Here’s what you do need to know about c-sections, however:
1) You will get IV antibiotics during and after your c-section. The antibiotics mean a higher likelihood of you or your baby getting thrush. So you will want to take probiotics to counter this. You can ask your midwife or lactation consultant about the timing and the dosage — I started a basic OTC dose a couple days before my surgery and continued for about six weeks. (I didn’t do this with baby number one and got a mild case of thrush.
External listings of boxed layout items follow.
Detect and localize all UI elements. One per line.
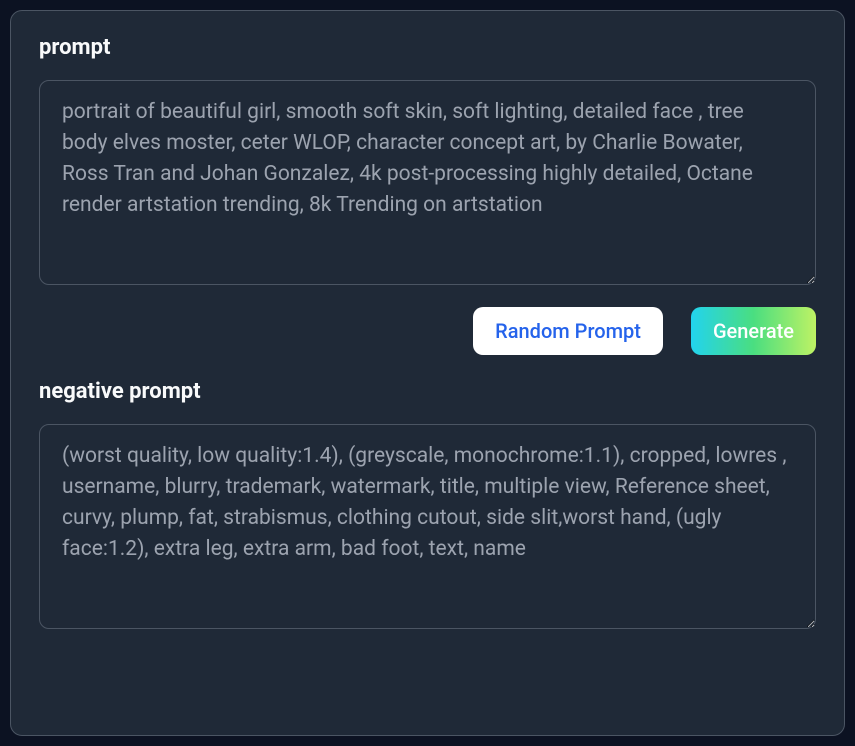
prompt-label: prompt [39,35,816,60]
negative-prompt-label: negative prompt [39,379,816,404]
random-prompt-button[interactable]: Random Prompt [473,307,663,355]
negative-prompt-input[interactable]: (worst quality, low quality:1.4), (greys… [39,424,816,629]
prompt-input[interactable]: portrait of beautiful girl, smooth soft … [39,80,816,285]
button-row: Random Prompt Generate [39,307,816,355]
generate-button[interactable]: Generate [691,307,816,355]
prompt-panel: prompt portrait of beautiful girl, smoot… [10,10,845,736]
negative-prompt-section: negative prompt (worst quality, low qual… [39,379,816,633]
prompt-section: prompt portrait of beautiful girl, smoot… [39,35,816,289]
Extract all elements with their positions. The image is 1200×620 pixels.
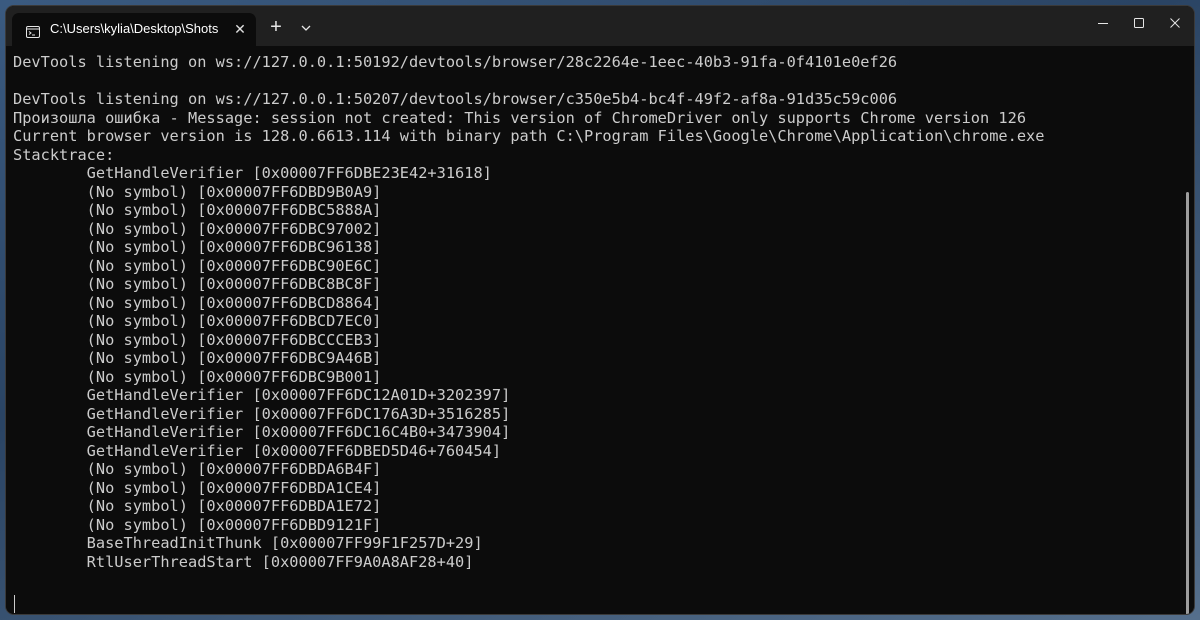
terminal-line: (No symbol) [0x00007FF6DBC5888A]: [13, 201, 382, 219]
terminal-line: Stacktrace:: [13, 145, 115, 164]
terminal-line: (No symbol) [0x00007FF6DBD9121F]: [13, 515, 382, 534]
close-button[interactable]: [1152, 6, 1194, 42]
title-bar[interactable]: C:\Users\kylia\Desktop\Shots ✕ +: [6, 6, 1194, 46]
terminal-line: (No symbol) [0x00007FF6DBDA6B4F]: [13, 460, 382, 478]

Baby two and three were thrush free.)
2) My milk always seemed to take a little longer to fully come in than for “other people.” I have no idea if this was a c-section thing or an Amy’s Boobs things — I did go through labor and pushing before my first emergency c-section and had the same problem, but I’ll never know “for sure” if my milk took longer because I didn’t give birth vaginally. I’ve written other columns with tons of tips to improving low milk supply and encouraging your milk to come in — herbal supplements, Mother’s Milk tea in the hospital, pumping after nursing as soon as you’re home —so you might find those helpful. (Just be careful you don’t go overboard and get oversupply, in case your milk supply is not impacted by the different manner of birth. Talk to a lactation consultant.)
3) Get a compression band for your stomach. I recommend a Belly Bandit. Yes, these get marketed as slim-down/weight-loss/vanity garments but they are LIFE-CHANGING after a c-section. Good incision support and incredibly helpful for moving around and getting in and out of bed without pain. I only used one with my third baby and frankly, don’t know how I made it through the recovery periods without one.
4) Once your incision is well and truly healing, put a silicone scar sheet on it. ScarAway or something similar. Totally helps minimize the scar’s appearance. Also talk to your doctor ahead of time about whether they use staples or stitches to close the incision. I had stitches and am biased towards them (my three-time scar is tinnnnnny), but your doctor might achieve similar results with staples.
And that’s really all I’ve got. Other than to suggest you still manage your expectations. C-sections are not necessarily a walk in the Birthing Park, even when scheduled — a lot depends on your anesthesiologist, doctor, nurses and pain management. You won’t be allowed to shower for awhile, which sucks, and you’re looking at a full six weeks until you’re fully recovered and cleared for physical activities. This can be tough when you already have small children to care for. BUT. You can absolutely 100% definitely breastfeed just fine after one.
Published August 25, 2014. Last updated March 14, 2018.